Avant d’être arrêté dans sa course, le parcours de cet originaire d’Epinal, dans les Vosges, avait tout de celui d’un Rubempré moderne. Il est le fils d’une enseignante en informatique et d’un proviseur de lycée professionnel, “socialistes, qui lui ont inculqué très tôt le goût du travail”, détaille Luc. Agrégé d’histoire, élève à Sciences Po Paris, Bigorgne est vite repéré par Richard Descoing, l’ex-directeur de l’école, mort en 2012. Sous sa houlette, il obtient très tôt d’importantes responsabilités. Il devient directeur des études de l’IEP à à peine 28 ans, avant de prendre la tête de l’Institut Montaigne en 2011, l’un des think tanks les plus influents du pays, présidé par l’ex-PDG de l’assureur Axa, Henri de Castries, et financé par le CAC 40.

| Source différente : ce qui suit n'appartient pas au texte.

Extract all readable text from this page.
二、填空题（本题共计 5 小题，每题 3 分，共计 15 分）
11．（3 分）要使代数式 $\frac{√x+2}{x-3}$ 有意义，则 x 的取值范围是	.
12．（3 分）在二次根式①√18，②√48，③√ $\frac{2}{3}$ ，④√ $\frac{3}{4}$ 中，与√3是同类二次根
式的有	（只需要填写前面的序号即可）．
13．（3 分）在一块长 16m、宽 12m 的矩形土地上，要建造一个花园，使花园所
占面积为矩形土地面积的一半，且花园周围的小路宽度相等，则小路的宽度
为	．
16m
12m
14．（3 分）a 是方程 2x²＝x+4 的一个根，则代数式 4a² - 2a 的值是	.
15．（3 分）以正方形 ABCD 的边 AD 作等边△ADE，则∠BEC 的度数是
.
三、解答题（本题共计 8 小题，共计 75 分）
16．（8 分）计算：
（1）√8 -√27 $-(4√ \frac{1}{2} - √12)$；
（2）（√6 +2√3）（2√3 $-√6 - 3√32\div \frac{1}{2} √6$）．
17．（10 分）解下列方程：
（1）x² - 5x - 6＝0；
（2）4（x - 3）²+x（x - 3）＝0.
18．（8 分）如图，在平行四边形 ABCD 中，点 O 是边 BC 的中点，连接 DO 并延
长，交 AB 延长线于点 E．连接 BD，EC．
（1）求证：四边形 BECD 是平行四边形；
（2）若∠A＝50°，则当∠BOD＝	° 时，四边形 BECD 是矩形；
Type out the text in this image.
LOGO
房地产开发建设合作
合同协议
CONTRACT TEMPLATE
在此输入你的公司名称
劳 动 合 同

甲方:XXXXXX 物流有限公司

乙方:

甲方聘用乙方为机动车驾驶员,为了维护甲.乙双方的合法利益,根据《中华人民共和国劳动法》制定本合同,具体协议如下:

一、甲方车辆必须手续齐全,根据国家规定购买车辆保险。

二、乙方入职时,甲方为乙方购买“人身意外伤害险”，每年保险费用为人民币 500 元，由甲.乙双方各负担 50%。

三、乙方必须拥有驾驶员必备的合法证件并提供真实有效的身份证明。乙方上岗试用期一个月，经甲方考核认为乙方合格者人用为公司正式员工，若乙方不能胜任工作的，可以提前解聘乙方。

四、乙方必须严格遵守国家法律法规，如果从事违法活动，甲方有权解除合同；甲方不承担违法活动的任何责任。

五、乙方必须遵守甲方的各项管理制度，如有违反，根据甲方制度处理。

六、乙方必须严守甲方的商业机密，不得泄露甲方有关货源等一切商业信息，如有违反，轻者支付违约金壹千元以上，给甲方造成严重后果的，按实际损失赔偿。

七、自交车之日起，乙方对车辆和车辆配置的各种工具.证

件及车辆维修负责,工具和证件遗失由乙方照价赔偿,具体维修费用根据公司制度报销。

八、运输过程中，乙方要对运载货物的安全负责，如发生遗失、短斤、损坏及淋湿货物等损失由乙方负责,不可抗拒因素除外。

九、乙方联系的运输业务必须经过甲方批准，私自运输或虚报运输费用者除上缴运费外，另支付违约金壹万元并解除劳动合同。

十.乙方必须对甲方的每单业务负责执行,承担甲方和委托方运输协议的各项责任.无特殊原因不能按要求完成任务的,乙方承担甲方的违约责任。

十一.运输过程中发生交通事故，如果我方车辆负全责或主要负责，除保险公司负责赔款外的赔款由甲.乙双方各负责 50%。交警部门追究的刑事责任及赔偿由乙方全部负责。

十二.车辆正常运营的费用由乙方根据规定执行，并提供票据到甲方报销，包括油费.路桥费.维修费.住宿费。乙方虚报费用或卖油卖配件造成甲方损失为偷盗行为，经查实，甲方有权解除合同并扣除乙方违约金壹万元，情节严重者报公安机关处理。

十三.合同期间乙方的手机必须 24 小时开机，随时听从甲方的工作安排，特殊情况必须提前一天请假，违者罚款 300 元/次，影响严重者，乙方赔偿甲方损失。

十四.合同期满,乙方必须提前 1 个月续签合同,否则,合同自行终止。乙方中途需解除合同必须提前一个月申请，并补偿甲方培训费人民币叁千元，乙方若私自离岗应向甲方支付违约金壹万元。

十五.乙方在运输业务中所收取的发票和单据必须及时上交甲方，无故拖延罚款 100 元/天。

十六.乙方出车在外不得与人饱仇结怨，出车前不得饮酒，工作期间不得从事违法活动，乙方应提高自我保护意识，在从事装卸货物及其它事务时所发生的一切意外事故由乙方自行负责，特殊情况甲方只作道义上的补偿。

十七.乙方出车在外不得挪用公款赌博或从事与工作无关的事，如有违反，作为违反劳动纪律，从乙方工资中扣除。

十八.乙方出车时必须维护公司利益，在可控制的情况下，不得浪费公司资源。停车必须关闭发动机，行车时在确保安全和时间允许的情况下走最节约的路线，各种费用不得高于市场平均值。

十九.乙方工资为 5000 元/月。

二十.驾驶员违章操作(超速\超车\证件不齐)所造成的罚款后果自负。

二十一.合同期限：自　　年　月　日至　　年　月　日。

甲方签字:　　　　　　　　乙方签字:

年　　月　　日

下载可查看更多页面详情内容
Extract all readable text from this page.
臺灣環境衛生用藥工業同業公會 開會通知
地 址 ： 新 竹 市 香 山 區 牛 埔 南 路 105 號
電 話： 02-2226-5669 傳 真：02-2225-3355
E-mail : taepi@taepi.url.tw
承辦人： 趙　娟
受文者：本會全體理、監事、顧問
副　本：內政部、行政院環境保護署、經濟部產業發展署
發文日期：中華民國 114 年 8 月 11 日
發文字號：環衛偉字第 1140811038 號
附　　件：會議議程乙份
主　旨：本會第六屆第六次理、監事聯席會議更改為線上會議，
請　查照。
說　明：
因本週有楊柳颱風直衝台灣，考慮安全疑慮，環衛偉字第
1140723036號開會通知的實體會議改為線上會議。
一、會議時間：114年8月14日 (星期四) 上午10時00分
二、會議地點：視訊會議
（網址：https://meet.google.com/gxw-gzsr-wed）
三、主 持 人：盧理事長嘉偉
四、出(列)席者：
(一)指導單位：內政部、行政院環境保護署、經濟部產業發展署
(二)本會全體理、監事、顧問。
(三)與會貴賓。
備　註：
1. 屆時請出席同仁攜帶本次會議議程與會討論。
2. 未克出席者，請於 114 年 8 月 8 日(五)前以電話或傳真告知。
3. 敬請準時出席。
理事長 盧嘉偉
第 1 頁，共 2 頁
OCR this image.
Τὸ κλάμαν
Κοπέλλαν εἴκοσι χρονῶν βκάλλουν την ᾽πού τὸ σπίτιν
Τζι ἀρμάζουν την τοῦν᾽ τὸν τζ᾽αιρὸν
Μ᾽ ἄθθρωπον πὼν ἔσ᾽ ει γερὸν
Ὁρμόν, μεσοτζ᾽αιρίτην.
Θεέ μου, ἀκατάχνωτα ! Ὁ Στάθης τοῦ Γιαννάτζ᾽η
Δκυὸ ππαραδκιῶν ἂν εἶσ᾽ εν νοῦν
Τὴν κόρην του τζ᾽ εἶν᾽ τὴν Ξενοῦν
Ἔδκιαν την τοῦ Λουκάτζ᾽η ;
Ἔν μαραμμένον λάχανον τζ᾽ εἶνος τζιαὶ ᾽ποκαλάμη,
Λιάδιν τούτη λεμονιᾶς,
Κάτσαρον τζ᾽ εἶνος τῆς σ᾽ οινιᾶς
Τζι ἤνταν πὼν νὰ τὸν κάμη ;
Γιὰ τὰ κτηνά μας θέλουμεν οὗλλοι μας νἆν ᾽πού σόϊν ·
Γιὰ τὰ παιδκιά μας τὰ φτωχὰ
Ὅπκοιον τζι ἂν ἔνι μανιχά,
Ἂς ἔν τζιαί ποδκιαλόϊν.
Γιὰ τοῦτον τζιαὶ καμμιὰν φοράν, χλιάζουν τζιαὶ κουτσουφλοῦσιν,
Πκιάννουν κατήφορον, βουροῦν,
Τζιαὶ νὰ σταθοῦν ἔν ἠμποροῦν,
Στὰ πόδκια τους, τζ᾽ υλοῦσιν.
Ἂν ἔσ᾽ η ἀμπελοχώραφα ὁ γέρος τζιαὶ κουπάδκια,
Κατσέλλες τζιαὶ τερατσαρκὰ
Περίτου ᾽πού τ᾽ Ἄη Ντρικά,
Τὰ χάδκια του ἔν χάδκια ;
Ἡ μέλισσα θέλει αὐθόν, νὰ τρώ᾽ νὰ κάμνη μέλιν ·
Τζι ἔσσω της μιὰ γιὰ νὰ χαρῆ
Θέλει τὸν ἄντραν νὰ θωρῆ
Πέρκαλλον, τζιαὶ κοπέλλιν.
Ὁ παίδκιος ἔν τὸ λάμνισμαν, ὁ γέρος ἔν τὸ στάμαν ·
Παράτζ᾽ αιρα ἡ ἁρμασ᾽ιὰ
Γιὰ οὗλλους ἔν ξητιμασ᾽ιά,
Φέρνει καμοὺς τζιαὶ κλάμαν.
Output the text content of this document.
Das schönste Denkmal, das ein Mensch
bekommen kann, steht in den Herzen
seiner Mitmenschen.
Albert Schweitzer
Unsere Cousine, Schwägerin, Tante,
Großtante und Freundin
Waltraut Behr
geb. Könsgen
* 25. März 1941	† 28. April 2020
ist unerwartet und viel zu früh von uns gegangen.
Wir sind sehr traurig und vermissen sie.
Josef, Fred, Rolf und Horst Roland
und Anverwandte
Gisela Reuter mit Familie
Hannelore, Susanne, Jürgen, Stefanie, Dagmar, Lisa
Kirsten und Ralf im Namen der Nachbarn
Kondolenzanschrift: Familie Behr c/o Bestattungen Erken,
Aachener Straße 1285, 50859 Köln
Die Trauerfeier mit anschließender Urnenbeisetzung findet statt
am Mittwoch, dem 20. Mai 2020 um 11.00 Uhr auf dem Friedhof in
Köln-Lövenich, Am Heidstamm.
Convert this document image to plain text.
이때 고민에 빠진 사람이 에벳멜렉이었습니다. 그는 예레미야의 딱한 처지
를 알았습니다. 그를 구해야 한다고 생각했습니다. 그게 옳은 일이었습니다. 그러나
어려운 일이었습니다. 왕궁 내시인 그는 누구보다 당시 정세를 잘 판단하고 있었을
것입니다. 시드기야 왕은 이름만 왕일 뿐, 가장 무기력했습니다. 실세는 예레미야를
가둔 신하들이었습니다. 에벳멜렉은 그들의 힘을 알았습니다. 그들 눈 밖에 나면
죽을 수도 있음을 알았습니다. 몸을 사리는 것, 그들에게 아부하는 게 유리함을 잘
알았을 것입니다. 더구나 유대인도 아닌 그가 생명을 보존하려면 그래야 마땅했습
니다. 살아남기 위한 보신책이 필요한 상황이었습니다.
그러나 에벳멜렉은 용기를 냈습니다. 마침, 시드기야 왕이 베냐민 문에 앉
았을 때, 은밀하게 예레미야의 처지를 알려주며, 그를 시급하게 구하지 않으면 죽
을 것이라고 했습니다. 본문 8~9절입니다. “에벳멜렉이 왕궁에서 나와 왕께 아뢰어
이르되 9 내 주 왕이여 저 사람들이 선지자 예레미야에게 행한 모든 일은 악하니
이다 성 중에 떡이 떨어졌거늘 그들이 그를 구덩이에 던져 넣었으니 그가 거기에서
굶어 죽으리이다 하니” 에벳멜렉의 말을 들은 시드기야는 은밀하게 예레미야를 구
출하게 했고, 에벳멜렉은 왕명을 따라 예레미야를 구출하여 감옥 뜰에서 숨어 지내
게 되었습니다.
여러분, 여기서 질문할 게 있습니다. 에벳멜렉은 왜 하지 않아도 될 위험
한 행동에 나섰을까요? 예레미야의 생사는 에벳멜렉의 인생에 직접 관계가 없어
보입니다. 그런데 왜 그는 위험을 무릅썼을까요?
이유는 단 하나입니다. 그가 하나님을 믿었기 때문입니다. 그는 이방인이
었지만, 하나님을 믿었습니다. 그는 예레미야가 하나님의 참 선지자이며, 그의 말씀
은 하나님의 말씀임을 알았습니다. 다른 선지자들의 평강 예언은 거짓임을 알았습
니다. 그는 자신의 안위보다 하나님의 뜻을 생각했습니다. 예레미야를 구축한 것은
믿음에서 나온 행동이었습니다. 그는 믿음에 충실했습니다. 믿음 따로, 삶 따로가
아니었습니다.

Outre sa fréquentation assidue des milieux économiques, il soigne aussi ses réseaux politiques et participe, très tôt, au pari fou d’un jeune ministre : la course à la présidentielle d’Emmanuel Macron. A cette époque, il explique d’ailleurs au micro de France Inter en être un “ami proche”. Très présent dans les Macronleaks – le piratage de plus de 20 000 courriers électroniques liés à la campagne présidentielle du candidat -, Laurent Bigorgne s’est joint à la rédaction de son programme en 2017. “Il était charmant, à l’aise à l’oral. On voyait qu’il tutoyait tous les patrons du CAC 40, mais aussi tous les ministres ou les députés de la Macronie, se souvient un proche. Laurent Bigorgne, c’était les deux casquettes.”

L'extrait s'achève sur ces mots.